Les enfants d'aujourd'hui sont moins ignorants que nous ne l'étions, petits francophones entrant à l'école primaire, il y a 40 ans, en ne connaissant des Noirs que ceux que l'on voyait dans l'émission américaine Daktari! Pourquoi personne ne nous a-t-il parlé, alors, de Mathieu Da Costa, l'homme noir arrivé en 1604 avec Samuel de Champlain? Ça nous aurait changé de Dollard des Ormeaux, qu'on a bien dû étudier 12 fois.
En 2006, les familles de toutes les couleurs, comme celle de Rosylien Senat, le comptable de 26 ans présenté en couverture, sont de plus en plus nombreuses. "Je ne pense jamais au fait que je suis noir, dit-il. Je le deviens seulement dans le regard de l'autre. Et pas souvent à Montréal."

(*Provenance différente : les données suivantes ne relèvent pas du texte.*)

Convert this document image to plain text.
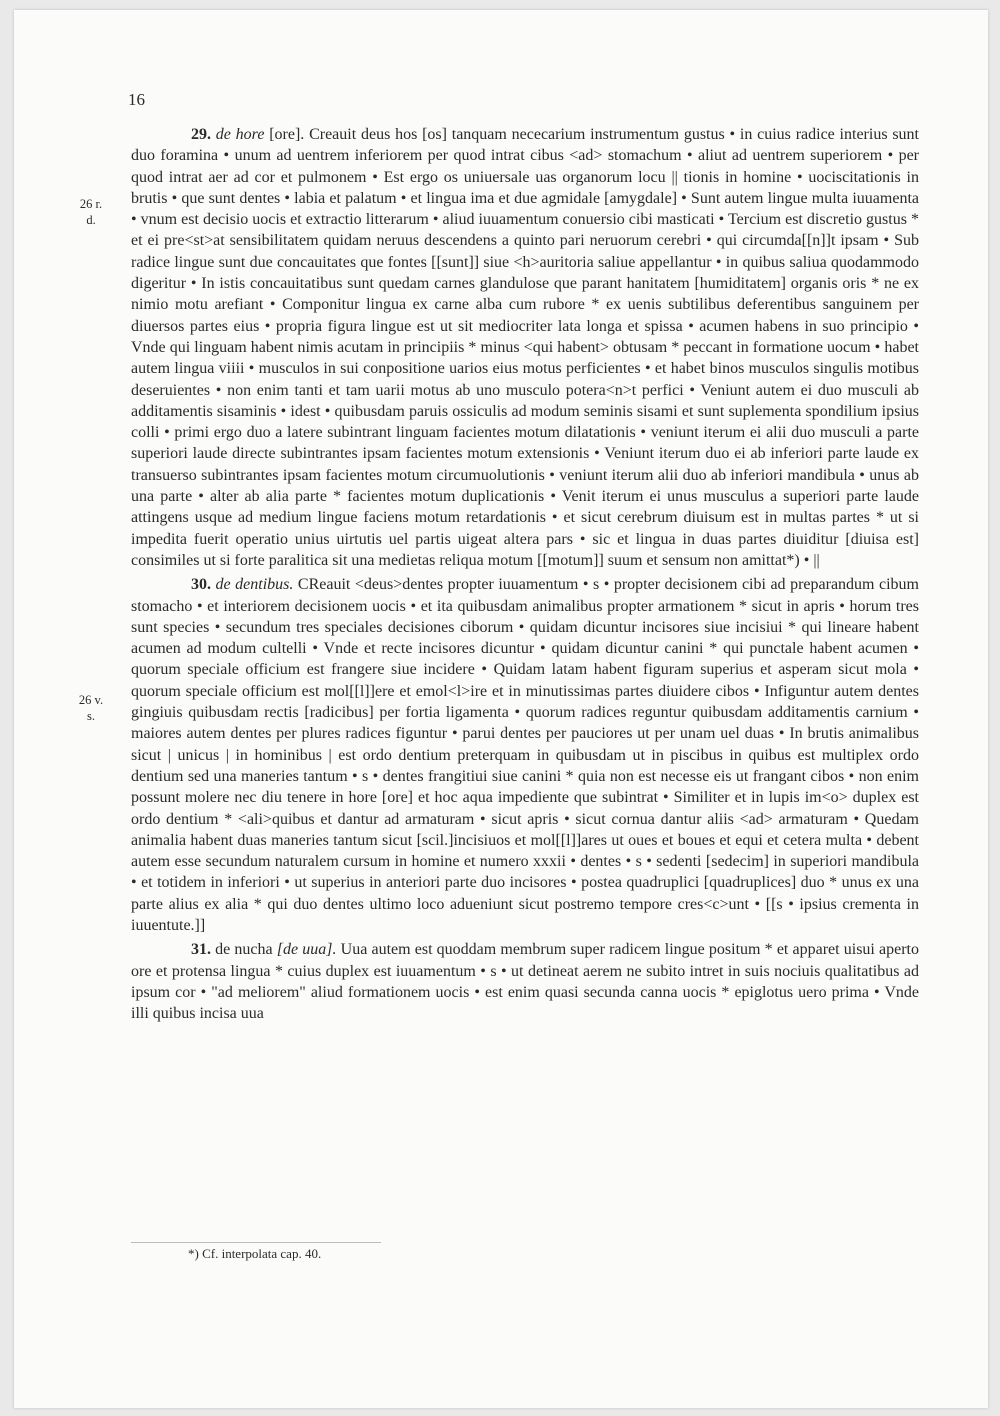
16
26 r.
d.
26 v.
s.

29. de hore [ore]. Creauit deus hos [os] tanquam nececarium instrumentum gustus • in cuius radice interius sunt duo foramina • unum ad uentrem inferiorem per quod intrat cibus <ad> stomachum • aliut ad uentrem superiorem • per quod intrat aer ad cor et pulmonem • Est ergo os uniuersale uas organorum locu || tionis in homine • uociscitationis in brutis • que sunt dentes • labia et palatum • et lingua ima et due agmidale [amygdale] • Sunt autem lingue multa iuuamenta • vnum est decisio uocis et extractio litterarum • aliud iuuamentum conuersio cibi masticati • Tercium est discretio gustus * et ei pre<st>at sensibilitatem quidam neruus descendens a quinto pari neruorum cerebri • qui circumda[[n]]t ipsam • Sub radice lingue sunt due concauitates que fontes [[sunt]] siue <h>auritoria saliue appellantur • in quibus saliua quodammodo digeritur • In istis concauitatibus sunt quedam carnes glandulose que parant hanitatem [humiditatem] organis oris * ne ex nimio motu arefiant • Componitur lingua ex carne alba cum rubore * ex uenis subtilibus deferentibus sanguinem per diuersos partes eius • propria figura lingue est ut sit mediocriter lata longa et spissa • acumen habens in suo principio • Vnde qui linguam habent nimis acutam in principiis * minus <qui habent> obtusam * peccant in formatione uocum • habet autem lingua viiii • musculos in sui conpositione uarios eius motus perficientes • et habet binos musculos singulis motibus deseruientes • non enim tanti et tam uarii motus ab uno musculo potera<n>t perfici • Veniunt autem ei duo musculi ab additamentis sisaminis • idest • quibusdam paruis ossiculis ad modum seminis sisami et sunt suplementa spondilium ipsius colli • primi ergo duo a latere subintrant linguam facientes motum dilatationis • veniunt iterum ei alii duo musculi a parte superiori laude directe subintrantes ipsam facientes motum extensionis • Veniunt iterum duo ei ab inferiori parte laude ex transuerso subintrantes ipsam facientes motum circumuolutionis • veniunt iterum alii duo ab inferiori mandibula • unus ab una parte • alter ab alia parte * facientes motum duplicationis • Venit iterum ei unus musculus a superiori parte laude attingens usque ad medium lingue faciens motum retardationis • et sicut cerebrum diuisum est in multas partes * ut si impedita fuerit operatio unius uirtutis uel partis uigeat altera pars • sic et lingua in duas partes diuiditur [diuisa est] consimiles ut si forte paralitica sit una medietas reliqua motum [[motum]] suum et sensum non amittat*) • ||

30. de dentibus. CReauit <deus>dentes propter iuuamentum • s • propter decisionem cibi ad preparandum cibum stomacho • et interiorem decisionem uocis • et ita quibusdam animalibus propter armationem * sicut in apris • horum tres sunt species • secundum tres speciales decisiones ciborum • quidam dicuntur incisores siue incisiui * qui lineare habent acumen ad modum cultelli • Vnde et recte incisores dicuntur • quidam dicuntur canini * qui punctale habent acumen • quorum speciale officium est frangere siue incidere • Quidam latam habent figuram superius et asperam sicut mola • quorum speciale officium est mol[[l]]ere et emol<l>ire et in minutissimas partes diuidere cibos • Infiguntur autem dentes gingiuis quibusdam rectis [radicibus] per fortia ligamenta • quorum radices reguntur quibusdam additamentis carnium • maiores autem dentes per plures radices figuntur • parui dentes per pauciores ut per unam uel duas • In brutis animalibus sicut | unicus | in hominibus | est ordo dentium preterquam in quibusdam ut in piscibus in quibus est multiplex ordo dentium sed una maneries tantum • s • dentes frangitiui siue canini * quia non est necesse eis ut frangant cibos • non enim possunt molere nec diu tenere in hore [ore] et hoc aqua impediente que subintrat • Similiter et in lupis im<o> duplex est ordo dentium * <ali>quibus et dantur ad armaturam • sicut apris • sicut cornua dantur aliis <ad> armaturam • Quedam animalia habent duas maneries tantum sicut [scil.]incisiuos et mol[[l]]ares ut oues et boues et equi et cetera multa • debent autem esse secundum naturalem cursum in homine et numero xxxii • dentes • s • sedenti [sedecim] in superiori mandibula • et totidem in inferiori • ut superius in anteriori parte duo incisores • postea quadruplici [quadruplices] duo * unus ex una parte alius ex alia * qui duo dentes ultimo loco adueniunt sicut postremo tempore cres<c>unt • [[s • ipsius crementa in iuuentute.]]

31. de nucha [de uua]. Uua autem est quoddam membrum super radicem lingue positum * et apparet uisui aperto ore et protensa lingua * cuius duplex est iuuamentum • s • ut detineat aerem ne subito intret in suis nociuis qualitatibus ad ipsum cor • "ad meliorem" aliud formationem uocis • est enim quasi secunda canna uocis * epiglotus uero prima • Vnde illi quibus incisa uua

*) Cf. interpolata cap. 40.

Le Québec, c'est tout de même mieux que la Russie, où on brûle les résidences d'étudiants noirs. Mieux que la Chine ou le Japon, où le racisme ne se cache pas. En Europe, le retard des rémunérations est similaire à celui qui règne au Canada. Ici comme ailleurs, certains préjugés sont figés depuis des siècles.
Pour prospérer, le Québec n'aura d'autre choix que de combattre ces idées préconçues. La société dépendra beaucoup de l'immigration au cours des prochaines années. On prévoit qu'en 2010 Montréal comptera plus de 100 000 musulmans. Certains arabes, d'autres africains. De beaux défis en perspective. Différents de ceux de Vancouver, avec ses immigrants chinois.
Le sondage CROP montre bien que si les Québécois se disent prêts à accepter qu'un de leurs enfants épouse un Noir (voir p. 48), ils sont beaucoup moins d'accord lorsqu'il s'agit d'un Arabe.
Si, pour se développer, le Québec doit être une terre d'immigration, alors ses habitants devront s'imaginer francophones-d'Amérique-de-toutes-les-couleurs, priant des dieux différents et cuisinant mille épices. Pour les héritiers d'Étienne Brûlé et de Pierre-Esprit Radisson, ce ne sera pas toujours facile.
Des sociologues américains estiment que dans certains coins du monde les "races" seront bientôt tellement mélangées qu'on ne s'y retrouvera plus. Comment nommera-t-on un enfant du Lac-Saint-Jean dont un parent sera descendant d'un Haïtien canadien-français et d'une Arabe crie? Un Québécois!